First draw the circuit with positive power at the top negative at bottom, power currents generally flowing down, and signals feeding left to right. If you do that, two useful things happen. First, many circuits will be drawn similarly most of the time, and you learn to recognize them after a while. Second, you will confuse yourself and anyone you ask to help you less in what is actually going on and what you hooked up where.
Redrawing the schematic so as to better illuminate the circuit, we have:
It is obvious why the LED doesn't come on, or blips on for a short time at best. That is because it is in series with capacitor C1. Capacitors block DC current. There can't be any sustained current thru the LED.
What you probably intended was something like this:
This allows the capacitor to be like a small reservoir for the LED. It will keep the LED lit for a short time after the transistor is shut off.
With this circuit you can see how a little base current can control a larger collector current, which is how a bipolar transistor is used to make circuits with gain.
However, the values don't seem right for what I think you want this circuit to do. Most LEDs are rated for 20 mA maximum, so R2 should be sized to that this can't be exceeded. Let's say it's a green LED and drops 2.1 V at full current, and that the transistor would drop another 200 mV. That leaves 9.0V - 2.1V - 200mV = 6.7V accross R2. From Ohm's law, 6.7V / 20mA = 335Ω, which is the minimum resistance to keep the LED current within spec. Therefore use the next higher common value of 360 Ω. That still results in nearly 19 mA LED current. You won't notice the brightness difference between 19 mA and 20 mA even in a side by side comparison.
Another problem is that there isn't enough base current to reliably light the LED to its full value. Let's say the B-E junction drops 600 mV, then there is 8.4 V accross R1, which results in 84 µA. Let's say you can count on a gain of 50, so the minimum LED current is only 4.2 mA. That's enough to see it light up on your desk, but not to reach full brightness. In reality, you will likely get a gain higher than 50, so you will get more LED current, but relying on that is bad design.
Let's work backwards to see what R1 should be to fully turn on the LED. Again we'll assume the transistor has a gain of 50, and we've already said the maximum LED current is about 20 mA. 20mA / 50 = 400µA. With 8.4 V accross R1 from above and using Ohm's law again, the maximum R1 value is 8.4V / 400µA = 21kΩ, so the common value of 20 kΩ would make this a nice and reliable circuit if the intent is to light the LED to full brightness.
A Wimshurst machine works by that process.
It puts charge on plates which are close together, then moves the plates apart to generate a high voltage.

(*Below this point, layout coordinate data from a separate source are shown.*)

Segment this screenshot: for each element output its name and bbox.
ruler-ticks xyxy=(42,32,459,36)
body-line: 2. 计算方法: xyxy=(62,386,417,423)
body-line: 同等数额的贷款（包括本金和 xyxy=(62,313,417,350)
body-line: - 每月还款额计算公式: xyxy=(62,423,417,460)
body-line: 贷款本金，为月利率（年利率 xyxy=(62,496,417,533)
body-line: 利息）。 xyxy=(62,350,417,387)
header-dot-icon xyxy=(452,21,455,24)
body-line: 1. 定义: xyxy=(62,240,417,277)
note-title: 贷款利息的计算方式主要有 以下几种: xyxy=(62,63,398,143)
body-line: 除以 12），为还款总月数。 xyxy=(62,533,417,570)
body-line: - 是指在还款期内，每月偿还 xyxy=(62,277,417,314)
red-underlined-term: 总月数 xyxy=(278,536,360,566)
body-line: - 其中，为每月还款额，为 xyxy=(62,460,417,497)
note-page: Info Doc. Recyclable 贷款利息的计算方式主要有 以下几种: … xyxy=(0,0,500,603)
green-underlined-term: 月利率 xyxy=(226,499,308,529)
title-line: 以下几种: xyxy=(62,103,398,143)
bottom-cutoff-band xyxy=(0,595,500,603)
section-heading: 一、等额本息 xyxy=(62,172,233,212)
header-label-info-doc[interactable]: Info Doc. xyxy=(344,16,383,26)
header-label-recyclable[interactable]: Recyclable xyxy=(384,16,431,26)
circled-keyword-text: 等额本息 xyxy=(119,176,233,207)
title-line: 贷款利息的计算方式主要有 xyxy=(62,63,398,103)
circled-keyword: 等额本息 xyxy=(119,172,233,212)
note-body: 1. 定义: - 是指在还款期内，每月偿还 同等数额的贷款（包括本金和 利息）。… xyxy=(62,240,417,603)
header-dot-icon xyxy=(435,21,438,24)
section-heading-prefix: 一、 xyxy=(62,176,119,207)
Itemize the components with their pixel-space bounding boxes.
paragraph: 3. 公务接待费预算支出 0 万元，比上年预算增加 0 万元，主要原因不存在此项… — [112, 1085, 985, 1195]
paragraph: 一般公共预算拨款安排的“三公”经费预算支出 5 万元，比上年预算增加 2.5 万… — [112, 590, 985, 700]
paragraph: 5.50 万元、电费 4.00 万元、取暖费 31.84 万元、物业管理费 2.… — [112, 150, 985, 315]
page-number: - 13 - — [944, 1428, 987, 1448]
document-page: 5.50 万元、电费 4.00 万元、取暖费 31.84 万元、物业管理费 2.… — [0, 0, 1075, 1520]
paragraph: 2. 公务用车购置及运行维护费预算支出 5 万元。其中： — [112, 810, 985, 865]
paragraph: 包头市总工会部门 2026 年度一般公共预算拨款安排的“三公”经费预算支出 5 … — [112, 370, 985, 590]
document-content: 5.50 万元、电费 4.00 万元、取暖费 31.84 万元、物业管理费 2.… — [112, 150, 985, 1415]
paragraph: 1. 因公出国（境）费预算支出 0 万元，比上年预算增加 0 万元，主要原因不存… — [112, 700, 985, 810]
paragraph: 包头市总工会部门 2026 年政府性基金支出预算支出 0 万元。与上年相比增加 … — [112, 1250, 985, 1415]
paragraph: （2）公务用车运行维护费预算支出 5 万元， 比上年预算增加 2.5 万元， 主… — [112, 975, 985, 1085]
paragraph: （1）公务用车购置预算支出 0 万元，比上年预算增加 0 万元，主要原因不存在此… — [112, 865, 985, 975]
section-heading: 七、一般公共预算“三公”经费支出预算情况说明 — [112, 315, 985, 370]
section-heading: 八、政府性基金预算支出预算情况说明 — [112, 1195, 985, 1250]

When I was at school, in the '70s, a kid made one using PCB material for the disks, and gramophone needles to create the initial charge. The 'work' was done by an electric motor. Based on the length of spark it generated, I think it produced over 200,000V.
His dad took it work, where they designed telephones, and tested early electronic telephones with it.
Best Answer
It's like the "paradox" of the immovable object meeting the irresistible force. In reality, neither can exist.
A real power source will have some impedance. A real capacitor will have some impedance. Real wires connecting them have resistance and inductance.
So in reality when you slap a fairly 'stiff' power source across a fairly good real capacitor there's a spark and the capacitor charges through those series resistances with some ringing and stuff due to the inductances. Ignoring the inductances, the voltage difference would simply divide in ratio to the internal resistance of the capacitor and the internal resistance of the power supply and the wire resistance.
To answer your specific question: If the capacitor and voltage source and wires are ideal, you have a mathematical problem, like division by zero. It's of no consequence in the real world- it just illustrates that the ideal models of the power source and the capacitor and wires are insufficiently accurate to describe their real-world behavior. Modelling any one of those as a real part with real resistance (and inductance) will make the mathematical problem go away, but it won't likely give you an accurate indication of what is actually happening.
For example, if the wire (or the capacitor or the power supply) had 10m\$\Omega\$ resistance, and there is a 10V difference, you could predict you'd see 1000A (which is very high, but not infinity) and the capacitor would charge very quickly. In reality that isn't likely going to happen because of other non-ideal factors. If the 10m\$\Omega\$ was modeled as in the power supply, the power supply voltage would drop. If the 10m\$\Omega\$ was modeled as in the capacitor, the voltage would suddenly appear across the capacitor terminals. If the 10m\$\Omega\$ was modeled as in the wire, the voltage would appear across the wire. But none of those is very realistic.
If you modeled as a circuit with no resistance at all and a tiny bit of inductance (even superconducting wires of any length have inductance) then a simple mathematical model would predict ringing that would persist forever, energy sloshing back and forth between the inductance and capacitance at an angular frequency of \$\omega_0 = {1 \over \sqrt{LC}}\$.